Críticas:
'To read this magnificent biography of Leonardo da Vinci is to take a tour through the life and works of one of the most extraordinary human beings of all time in the company of the most engaging, informed, and insightful guide imaginable. Walter Isaacson is at once a true scholar and a spellbinding writer. And what a wealth of lessons there are to be learned in these pages' -- David McCullough 'extremely accomplished and fluent biography of the ultimate Renaissance Man...While Isaacson gives full measure to the grandeur of Leonardo's project, he also deftly describes the human beneath the superhuman' * Culture Magazine, The Sunday Times * 'lavish, loving biography of the great Renaissance polymath...this sumptuous, elegantly written and diligently produced offering that perfectly catches the contradictions of the man...[a] splendid work that provides an illuminating guide to the output of one of the last millenium's greatest minds' * The Observer * 'In Isaacson, Leonardo gets the biographer he deserves - an author capable of comprehending his often frenetic, frequently weird quest to understand.

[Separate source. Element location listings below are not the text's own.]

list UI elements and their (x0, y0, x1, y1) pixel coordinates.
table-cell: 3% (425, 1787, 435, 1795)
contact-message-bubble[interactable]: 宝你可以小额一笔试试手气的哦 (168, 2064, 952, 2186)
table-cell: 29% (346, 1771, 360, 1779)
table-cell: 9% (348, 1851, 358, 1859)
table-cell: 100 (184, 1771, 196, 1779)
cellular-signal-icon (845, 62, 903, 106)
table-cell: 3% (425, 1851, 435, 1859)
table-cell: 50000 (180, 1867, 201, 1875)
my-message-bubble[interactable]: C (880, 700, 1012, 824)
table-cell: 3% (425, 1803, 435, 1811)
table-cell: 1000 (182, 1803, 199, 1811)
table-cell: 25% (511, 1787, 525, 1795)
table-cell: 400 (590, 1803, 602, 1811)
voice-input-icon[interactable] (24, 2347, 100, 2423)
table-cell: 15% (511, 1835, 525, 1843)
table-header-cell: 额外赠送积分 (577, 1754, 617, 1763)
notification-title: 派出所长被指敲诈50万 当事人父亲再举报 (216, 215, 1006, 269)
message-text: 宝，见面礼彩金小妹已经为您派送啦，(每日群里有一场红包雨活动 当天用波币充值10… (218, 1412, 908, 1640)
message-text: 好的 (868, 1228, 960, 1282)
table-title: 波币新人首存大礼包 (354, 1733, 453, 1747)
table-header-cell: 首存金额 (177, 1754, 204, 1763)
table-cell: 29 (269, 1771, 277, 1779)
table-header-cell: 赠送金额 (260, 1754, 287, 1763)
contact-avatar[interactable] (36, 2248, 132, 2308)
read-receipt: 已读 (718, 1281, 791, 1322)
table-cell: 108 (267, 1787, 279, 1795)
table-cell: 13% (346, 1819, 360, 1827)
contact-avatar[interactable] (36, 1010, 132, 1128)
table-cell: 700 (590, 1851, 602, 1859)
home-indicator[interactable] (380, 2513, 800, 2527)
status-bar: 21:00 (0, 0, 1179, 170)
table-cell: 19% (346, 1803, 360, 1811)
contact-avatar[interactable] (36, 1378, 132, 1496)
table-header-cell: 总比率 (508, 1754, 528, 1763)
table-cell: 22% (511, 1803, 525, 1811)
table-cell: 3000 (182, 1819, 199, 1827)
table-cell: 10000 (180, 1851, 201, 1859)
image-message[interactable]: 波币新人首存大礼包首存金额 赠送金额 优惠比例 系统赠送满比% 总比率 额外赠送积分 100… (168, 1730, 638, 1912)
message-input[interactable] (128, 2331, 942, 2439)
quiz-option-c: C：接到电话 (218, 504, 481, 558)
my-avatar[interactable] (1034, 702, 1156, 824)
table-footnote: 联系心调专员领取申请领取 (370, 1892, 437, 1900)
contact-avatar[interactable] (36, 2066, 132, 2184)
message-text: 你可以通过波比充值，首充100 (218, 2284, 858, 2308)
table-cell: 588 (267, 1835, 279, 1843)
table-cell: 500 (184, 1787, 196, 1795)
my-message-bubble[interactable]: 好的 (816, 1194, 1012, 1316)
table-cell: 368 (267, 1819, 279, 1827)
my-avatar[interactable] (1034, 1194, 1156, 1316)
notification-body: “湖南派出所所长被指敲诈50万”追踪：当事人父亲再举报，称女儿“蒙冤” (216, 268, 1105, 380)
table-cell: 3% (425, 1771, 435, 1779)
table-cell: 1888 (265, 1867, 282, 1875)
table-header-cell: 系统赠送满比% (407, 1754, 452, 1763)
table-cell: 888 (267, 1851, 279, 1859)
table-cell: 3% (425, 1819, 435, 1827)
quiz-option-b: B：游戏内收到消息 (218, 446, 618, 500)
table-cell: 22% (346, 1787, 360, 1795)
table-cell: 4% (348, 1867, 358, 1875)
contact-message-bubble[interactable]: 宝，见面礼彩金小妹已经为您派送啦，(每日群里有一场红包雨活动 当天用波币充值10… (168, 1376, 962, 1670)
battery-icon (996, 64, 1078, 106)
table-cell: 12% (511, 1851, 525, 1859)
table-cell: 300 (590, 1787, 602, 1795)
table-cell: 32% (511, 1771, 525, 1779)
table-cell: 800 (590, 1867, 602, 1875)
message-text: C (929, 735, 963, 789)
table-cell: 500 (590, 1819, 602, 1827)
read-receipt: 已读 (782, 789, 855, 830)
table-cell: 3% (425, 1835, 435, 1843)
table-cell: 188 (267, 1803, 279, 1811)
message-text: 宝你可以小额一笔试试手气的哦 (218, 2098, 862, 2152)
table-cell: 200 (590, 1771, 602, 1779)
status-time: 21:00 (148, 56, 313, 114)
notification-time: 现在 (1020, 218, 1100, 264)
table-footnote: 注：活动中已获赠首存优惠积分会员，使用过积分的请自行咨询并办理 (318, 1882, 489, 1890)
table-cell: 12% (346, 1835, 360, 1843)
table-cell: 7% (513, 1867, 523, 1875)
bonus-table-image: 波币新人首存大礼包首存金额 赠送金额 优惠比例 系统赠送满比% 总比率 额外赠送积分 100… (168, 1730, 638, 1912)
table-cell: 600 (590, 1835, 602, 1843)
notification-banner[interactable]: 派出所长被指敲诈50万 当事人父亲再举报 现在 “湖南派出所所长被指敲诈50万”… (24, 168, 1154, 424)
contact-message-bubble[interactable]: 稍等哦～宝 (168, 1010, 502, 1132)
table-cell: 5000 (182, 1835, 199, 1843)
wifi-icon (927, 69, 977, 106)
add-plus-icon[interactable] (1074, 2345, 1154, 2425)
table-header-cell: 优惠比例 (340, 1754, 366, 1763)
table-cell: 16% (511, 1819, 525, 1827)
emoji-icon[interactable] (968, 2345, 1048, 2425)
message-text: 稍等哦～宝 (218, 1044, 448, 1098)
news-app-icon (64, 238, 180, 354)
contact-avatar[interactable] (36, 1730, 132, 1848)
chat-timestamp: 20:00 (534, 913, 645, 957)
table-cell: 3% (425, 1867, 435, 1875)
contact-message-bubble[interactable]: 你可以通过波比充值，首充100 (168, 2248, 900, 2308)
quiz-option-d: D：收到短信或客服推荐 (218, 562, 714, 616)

This is not just a joyful book; it's also a joy to behold...Isaacson deserves immense praise for this very human portrait of a genius' * The Times *
Contraportada:
Based on thousands of pages from Leonardo's astonishing notebooks and new discoveries about his life and work, Walter Isaacson weaves a narrative that connects his art to his science. He shows how Leonardo's genius was based on skills we can improve in ourselves, such as passionate curiosity, careful observation, and an imagination so playful that it flirted with fantasy.
He produced the two most famous paintings in history, The Last Supperand the Mona Lisa. But in his own mind, he was just as much a man of science and technology. With a passion that sometimes became obsessive, he pursued innovative studies of anatomy, fossils, birds, the heart, flying machines, botany, geology, and weaponry. His ability to stand at the crossroads of the humanities and the sciences, made iconic by his drawing of Vitruvian Man, made him history's most creative genius.
His creativity, like that of other great innovators, came from having wide-ranging passions. He peeled flesh off the faces of cadavers, drew the muscles that move the lips, and then painted history's most memorable smile. He explored the math of optics, showed how light rays strike the cornea, and produced illusions of changing perspectives in The Last Supper. Isaacson also describes how Leonardo's lifelong enthusiasm for staging theatrical productions informed his paintings and inventions.
Leonardo's delight at combining diverse passions remains the ultimate recipe for creativity. So, too, does his ease at being a bit of a misfit: illegitimate, gay, vegetarian, left-handed, easily distracted, and at times heretical. His life should remind us of the importance of instilling, both in ourselves and our children, not just received knowledge but a willingness to question it-to be imaginative and, like talented misfits and rebels in any era, to think different.